Mordprozess gegen Jugendlichen vor dem Landgericht Ulm

Vor dem Landgericht Ulm hat am Dienstag der Prozess gegen einen Jugendlichen begonnen, der einen 64-jährigen Mann kaltblütig getötet, sein Opfer ausgeraubt und anschließend Feuer gelegt haben soll. Zum Auftakt wurde nach Gerichtsangaben lediglich die Anklage gegen den inzwischen 16-Jährigen verlesen. Er selbst und auch Zeugen sollen im Dezember angehört werden. Das Verfahren ist bis Ende Januar terminiert.

Laut Anklage soll der Jugendliche sein Opfer im Mai in Ulm um Essen und einen Schlafplatz gebeten haben. Als der Mann ihm "50 Euro für Fotos angeboten" und ihn "ohne Nachdruck zu sexuellen Handlungen aufgefordert" habe, soll der damals 15-Jährige sich entschlossen haben, ihn zu töten - "aus Abneigung gegenüber Homosexuellen und um Wertsachen an sich zu bringen".
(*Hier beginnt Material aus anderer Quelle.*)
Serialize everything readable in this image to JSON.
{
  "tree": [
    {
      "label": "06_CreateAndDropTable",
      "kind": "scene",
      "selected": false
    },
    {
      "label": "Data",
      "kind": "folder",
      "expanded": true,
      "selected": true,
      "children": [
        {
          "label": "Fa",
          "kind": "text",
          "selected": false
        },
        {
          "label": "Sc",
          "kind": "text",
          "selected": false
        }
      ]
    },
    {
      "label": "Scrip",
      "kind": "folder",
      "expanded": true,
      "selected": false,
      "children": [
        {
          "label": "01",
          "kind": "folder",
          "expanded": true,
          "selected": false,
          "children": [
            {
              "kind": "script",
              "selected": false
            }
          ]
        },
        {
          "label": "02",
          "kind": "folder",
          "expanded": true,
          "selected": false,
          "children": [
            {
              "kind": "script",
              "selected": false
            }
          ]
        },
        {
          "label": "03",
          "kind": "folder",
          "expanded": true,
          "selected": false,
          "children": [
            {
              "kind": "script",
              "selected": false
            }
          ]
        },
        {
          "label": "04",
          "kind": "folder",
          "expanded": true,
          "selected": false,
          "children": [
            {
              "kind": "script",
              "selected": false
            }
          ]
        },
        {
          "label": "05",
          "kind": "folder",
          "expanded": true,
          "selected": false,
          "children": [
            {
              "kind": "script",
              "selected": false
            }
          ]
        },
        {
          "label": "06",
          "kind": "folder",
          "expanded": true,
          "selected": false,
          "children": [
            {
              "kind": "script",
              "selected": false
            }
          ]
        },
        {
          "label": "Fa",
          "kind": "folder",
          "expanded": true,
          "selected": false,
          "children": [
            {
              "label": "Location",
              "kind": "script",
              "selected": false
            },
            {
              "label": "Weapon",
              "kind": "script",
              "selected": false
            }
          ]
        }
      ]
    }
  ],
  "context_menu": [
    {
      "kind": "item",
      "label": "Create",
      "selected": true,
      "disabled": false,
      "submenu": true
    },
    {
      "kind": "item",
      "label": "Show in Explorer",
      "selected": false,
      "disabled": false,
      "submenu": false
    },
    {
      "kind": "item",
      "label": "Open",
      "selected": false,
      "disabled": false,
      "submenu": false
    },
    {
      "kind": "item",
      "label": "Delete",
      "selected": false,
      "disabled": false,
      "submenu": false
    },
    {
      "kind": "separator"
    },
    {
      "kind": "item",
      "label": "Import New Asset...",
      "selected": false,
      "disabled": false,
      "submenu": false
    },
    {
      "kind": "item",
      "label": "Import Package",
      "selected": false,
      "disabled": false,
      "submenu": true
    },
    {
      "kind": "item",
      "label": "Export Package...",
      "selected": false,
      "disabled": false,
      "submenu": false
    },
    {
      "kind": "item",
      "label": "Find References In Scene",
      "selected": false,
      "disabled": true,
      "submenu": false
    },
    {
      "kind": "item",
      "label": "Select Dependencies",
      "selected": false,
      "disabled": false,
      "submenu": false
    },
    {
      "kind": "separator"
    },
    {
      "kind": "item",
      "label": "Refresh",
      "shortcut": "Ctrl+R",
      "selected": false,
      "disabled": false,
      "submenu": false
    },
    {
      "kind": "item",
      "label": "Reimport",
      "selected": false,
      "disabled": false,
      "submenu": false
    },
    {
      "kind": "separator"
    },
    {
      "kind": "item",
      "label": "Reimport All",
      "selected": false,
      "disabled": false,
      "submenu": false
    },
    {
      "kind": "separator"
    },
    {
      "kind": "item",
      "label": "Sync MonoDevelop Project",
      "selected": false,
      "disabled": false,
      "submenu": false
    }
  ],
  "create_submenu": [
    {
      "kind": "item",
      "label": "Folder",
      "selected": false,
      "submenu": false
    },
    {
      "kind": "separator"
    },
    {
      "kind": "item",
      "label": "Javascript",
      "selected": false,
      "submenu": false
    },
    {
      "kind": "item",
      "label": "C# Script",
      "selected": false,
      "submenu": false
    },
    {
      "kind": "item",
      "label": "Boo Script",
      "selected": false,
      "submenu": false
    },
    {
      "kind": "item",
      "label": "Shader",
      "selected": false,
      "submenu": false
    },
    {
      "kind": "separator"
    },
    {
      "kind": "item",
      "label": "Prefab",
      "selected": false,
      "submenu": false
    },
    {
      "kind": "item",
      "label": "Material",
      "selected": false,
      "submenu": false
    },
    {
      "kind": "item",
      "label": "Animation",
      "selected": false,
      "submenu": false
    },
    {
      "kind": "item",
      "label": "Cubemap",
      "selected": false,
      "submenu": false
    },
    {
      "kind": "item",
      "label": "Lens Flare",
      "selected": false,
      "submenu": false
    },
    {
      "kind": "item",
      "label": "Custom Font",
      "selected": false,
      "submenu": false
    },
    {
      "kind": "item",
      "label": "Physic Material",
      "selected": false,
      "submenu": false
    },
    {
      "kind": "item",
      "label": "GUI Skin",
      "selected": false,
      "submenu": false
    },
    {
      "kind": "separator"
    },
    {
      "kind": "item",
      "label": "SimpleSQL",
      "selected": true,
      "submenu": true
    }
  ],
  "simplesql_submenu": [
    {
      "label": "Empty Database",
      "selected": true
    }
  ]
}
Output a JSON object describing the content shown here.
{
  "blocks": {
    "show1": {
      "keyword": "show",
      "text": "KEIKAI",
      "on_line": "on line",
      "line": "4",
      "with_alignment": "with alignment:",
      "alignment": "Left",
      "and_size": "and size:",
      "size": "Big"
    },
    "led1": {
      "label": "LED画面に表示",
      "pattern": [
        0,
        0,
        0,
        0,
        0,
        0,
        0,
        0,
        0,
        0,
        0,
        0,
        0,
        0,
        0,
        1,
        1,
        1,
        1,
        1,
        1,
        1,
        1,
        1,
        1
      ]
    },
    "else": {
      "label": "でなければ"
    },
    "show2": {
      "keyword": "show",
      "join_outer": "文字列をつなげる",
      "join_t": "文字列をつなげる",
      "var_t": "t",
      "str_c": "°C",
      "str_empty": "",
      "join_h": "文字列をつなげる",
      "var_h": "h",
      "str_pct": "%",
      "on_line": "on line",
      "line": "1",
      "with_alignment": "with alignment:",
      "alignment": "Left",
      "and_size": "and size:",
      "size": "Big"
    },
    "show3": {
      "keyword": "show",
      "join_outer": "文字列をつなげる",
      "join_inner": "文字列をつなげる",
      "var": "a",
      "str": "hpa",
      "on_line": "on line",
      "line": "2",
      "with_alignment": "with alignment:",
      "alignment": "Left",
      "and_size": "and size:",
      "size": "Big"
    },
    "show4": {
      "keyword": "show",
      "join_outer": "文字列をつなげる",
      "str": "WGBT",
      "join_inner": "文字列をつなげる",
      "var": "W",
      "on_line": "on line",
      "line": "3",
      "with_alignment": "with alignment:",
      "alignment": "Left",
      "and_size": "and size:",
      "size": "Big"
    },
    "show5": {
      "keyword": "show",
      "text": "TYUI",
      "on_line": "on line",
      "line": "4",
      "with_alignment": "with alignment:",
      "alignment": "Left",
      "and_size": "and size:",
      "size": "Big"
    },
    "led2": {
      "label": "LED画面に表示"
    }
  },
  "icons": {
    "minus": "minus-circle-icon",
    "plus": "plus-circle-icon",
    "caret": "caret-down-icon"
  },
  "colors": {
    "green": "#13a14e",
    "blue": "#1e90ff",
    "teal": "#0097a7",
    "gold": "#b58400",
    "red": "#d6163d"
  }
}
Dazu habe er mit mehreren Messern auf sein Opfer eingestochen und mit anderen Gegenständen auf den Mann eingeschlagen, bis dieser starb. Anschließend habe er Bargeld aus der Wohnung mitgenommen, diese in Brand gesetzt und sei geflohen. Nachbarn entdeckten das Feuer, so dass es gelöscht werden konnte, ohne dass weitere Menschen verletzt oder sogar ums Leben kamen. Dies habe der Angeklagte aber in Kauf genommen.

Bereits zwei Tage zuvor soll der Jugendliche in einem Haus in der Nähe von Ulm Feuer gelegt haben. Auch hier kam niemand zu Schaden. Die Anklage lautet nun unter anderem auf Mord und Raub mit Todesfolge sowie versuchter Mord mit versuchter Brandstiftung in zwei Fällen. Das Verfahren findet wegen des Alters des Angeklagten unter Ausschluss der Öffentlichkeit statt.